Au début de juin 1882, le tribunal de district de Kazan a examiné une affaire retentissante de chantage concernant des billets à ordre d'une valeur de 100 000 roubles contre le magnat des bateaux à vapeur Ustin Kurbatov. Sur le banc des accusés se trouvait le marchand de Kozmodemyansk, Semion Zamyatnin. Les intérêts de la victime étaient représentés par le célèbre avocat Fiodor Plevaïko. L'histoire a commencé de manière assez ordinaire : le propriétaire âgé de la compagnie de navigation, Ustin Savvitch Kurbatov, en voyage d'affaires à Kozmodemyansk (aujourd'hui une partie de la république de Mari El), a fait la connaissance de la marchande Maria Zubkova. Il avait 50 ans, elle en avait 32.
Entre eux, une romance tumultueuse a commencé. Kurbatov emmenait souvent Maria dans des restaurants, ils se promenaient dans le parc, assistaient au théâtre, et il restait même chez elle pendant plusieurs jours. Cela a duré quatre ans, mais Kurbatov ne se pressait pas de l'épouser. Finalement, Maria en a eu assez de cette situation et a quitté Ustin Savvitch, choisissant son associé Semion Zamyatnin. Cependant, cela n'a pas affecté les relations d'affaires entre Kurbatov et Zamyatnin.

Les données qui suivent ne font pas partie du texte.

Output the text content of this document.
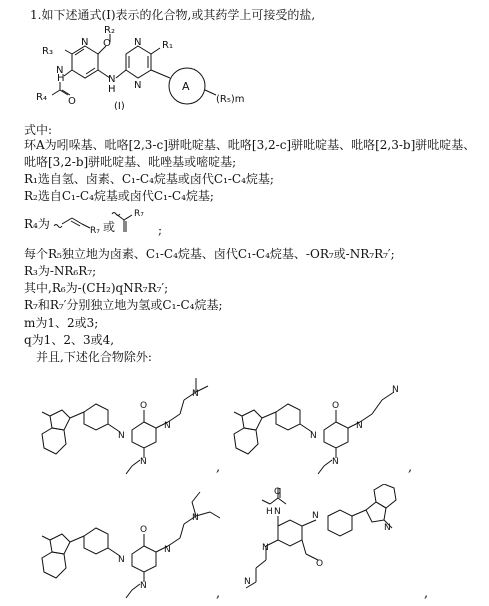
1.如下述通式(I)表示的化合物,或其药学上可接受的盐,
R₃
O
R₂
N
H
N
R₄ O
N
H
N
N
R₁
A
(R₅)m
(Ⅰ)
式中:
环A为吲哚基、吡咯[2,3-c]骈吡啶基、吡咯[3,2-c]骈吡啶基、吡咯[2,3-b]骈吡啶基、
吡咯[3,2-b]骈吡啶基、吡唑基或嘧啶基;
R₁选自氢、卤素、C₁-C₄烷基或卤代C₁-C₄烷基;
R₂选自C₁-C₄烷基或卤代C₁-C₄烷基;
R₄为	R₇
R₇
或	;
每个R₅独立地为卤素、C₁-C₄烷基、卤代C₁-C₄烷基、-OR₇或-NR₇R₇′;
R₃为-NR₆R₇;
其中,R₆为-(CH₂)qNR₇R₇′;
R₇和R₇′分别独立地为氢或C₁-C₄烷基;
m为1、2或3;
q为1、2、3或4,
并且,下述化合物除外:
N
N
O
N
N
,
N
N
O
N
N
,
N
N
O
N
N
,
O
H N
N
N
N
O
N
,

Un jour, Kurbatov est venu voir les jeunes mariés pour des affaires. Zamyatnin lui a proposé du thé, puis l'a invité dans la pièce voisine, où, menaçant avec un revolver, il l'a forcé à signer des billets à ordre de 100 000 roubles en compensation de ses anciennes relations avec sa femme. Kurbatov a été contraint d'accepter, mais s'est rapidement tourné vers la police. Zamyatnin a été arrêté. Au tribunal, il a insisté sur son innocence, affirmant que les billets avaient été offerts à sa femme par Kurbatov lui-même, lorsqu'ils sortaient encore ensemble.
La décision du tribunal a été largement influencée par le discours percutant de Plevaïko : "Un jaloux ne dira pas à sa femme : je suis satisfait de ton déshonneur par des billets. Zamyatnin se résout à marchander l'honneur de sa femme." En conséquence, le tribunal a déclaré les billets nuls et a ordonné leur destruction. La famille Zamyatnin est rentrée avec honte à Kozmodemyansk, tandis que Maria Zubkova est devenue recluse et sortait rarement de chez elle.